Perhaps it was the joy of sunlight or the lack of socialization that led to the following outlandish decision. I donned my most-horrifying sweatshorts, the ones with the series of small holes down the back seam. These were the kind I typically reserved for painting and undesirable chores, but they were the only pair that fit. What better way to showcase legs that hadn’t seen a razor since delivery?

I strapped my 3-month-old daughter into her carrier and leashed up my geriatric Scottish terrier. With moxie, I popped my prescribed stool softeners, shoved my still-swollen feet into my sneakers, and stepped out the door.

I’ve so got this.

The sun was glorious. I pushed myself to walk further than I had in a while, not accounting for variables relating to intestinal motility or unmotivated elderly canines. Nothing was holding me back! The baby was happy, I was jazzed, and the dog was still standing.

About a mile from home, I stopped abruptly. It was coming. The combined effect of bran cereal and those stool softeners, I was sure I was about done which culminated to a thundering crescendo!

Good night, what was I going to do?

Phone a friend? Everyone was at work!  

Perhaps I could step into the woods? My baby was strapped to me and my dog was half-blind, but it might work. I mean, if a new mom relieves herself in the woods, and no one saw, did it really happen?

Flag down a car? I’m an introvert, but maybe I could make an exception …

Resolve welled within. Channeling my inner Wonder Woman, I determined to walk home.

I’ve got this!

Biting my lip, squeezing my innards, I put one foot in front of the other, my remarkable leg hair blowing in the breeze. Turns out, Lamaze breathing is like the quintessential bridesmaid dress.

You can totally use this again!

By some miracle, I made it all the way home. The Promised Land lay just ahead. I visualized my goal: the gleaming porcelain throne of my downstairs bath. I was forced to pause my hasty speed walk to allow a car to pass by.

Breathe, Wonder Woman.

That was all it took. My taxed pelvic muscles chose that moment to give way. The power of bran became undeniably evident as I stood in my neighbor’s driveway.

Um, I so don’t have this!

After the moment passed, I laughed incredulously and shuffled across the street, shocked. I prayed a new prayer, “Please, Lord, don’t let it flop outta my shorts.”

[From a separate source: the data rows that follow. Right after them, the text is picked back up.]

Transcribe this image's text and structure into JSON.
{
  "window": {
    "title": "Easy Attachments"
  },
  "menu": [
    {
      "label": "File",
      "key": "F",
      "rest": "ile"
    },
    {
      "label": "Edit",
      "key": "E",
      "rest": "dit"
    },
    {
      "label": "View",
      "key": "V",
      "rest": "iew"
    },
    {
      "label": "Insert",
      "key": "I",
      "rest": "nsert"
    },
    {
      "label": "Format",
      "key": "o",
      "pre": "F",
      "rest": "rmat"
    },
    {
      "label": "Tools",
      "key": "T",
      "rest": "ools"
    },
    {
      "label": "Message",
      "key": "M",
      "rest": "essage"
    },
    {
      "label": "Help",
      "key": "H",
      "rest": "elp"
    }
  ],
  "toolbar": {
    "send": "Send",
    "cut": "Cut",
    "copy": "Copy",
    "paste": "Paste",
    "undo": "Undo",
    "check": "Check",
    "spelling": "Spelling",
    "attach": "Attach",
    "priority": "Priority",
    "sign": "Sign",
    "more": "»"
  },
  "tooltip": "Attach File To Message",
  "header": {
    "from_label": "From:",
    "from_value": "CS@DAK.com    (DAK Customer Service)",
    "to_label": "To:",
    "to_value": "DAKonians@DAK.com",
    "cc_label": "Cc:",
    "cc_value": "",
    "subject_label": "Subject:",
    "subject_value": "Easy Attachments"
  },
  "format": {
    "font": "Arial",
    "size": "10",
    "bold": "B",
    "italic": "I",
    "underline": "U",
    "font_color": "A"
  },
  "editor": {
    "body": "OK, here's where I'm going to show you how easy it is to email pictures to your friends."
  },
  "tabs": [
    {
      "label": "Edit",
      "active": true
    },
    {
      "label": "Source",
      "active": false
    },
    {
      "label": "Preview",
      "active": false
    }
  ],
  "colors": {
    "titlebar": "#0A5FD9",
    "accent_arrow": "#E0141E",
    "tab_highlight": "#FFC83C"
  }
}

My baby girl found herself laid swiftly and carefully on the hallway floor. My blind, aged dog wandered off, wondering what on earth was that smell? And, ahem, my bathroom likely wondered what it had ever done to me to deserve such abuse. A new adage was born that day: Never underestimate the postpartum bowel.

The memory of this day has continued to resound with me, even 11 years later. While humiliating, when I look back, I remember the laughter it brought. This brought a stark contrast against the rest of those post-birth days. I was an isolated first-time mom struggling with postpartum depression that I didn’t want to acknowledge.

The foray into new motherhood can be a messy and unexpected one, full of powerful emotions that catch us off-guard. Take a second look at the less-than-perfect, even embarrassing moments. There just might be something tucked in there that can bring a smile or a laugh just when you need it most!

 


Jennifer Makin is a former MOPS mom, dietitian, wife and dog mom. She lives with her family in Indiana where she can usually be found trapped under a pile of laundry, bargain-hunting, or hanging out at the lake.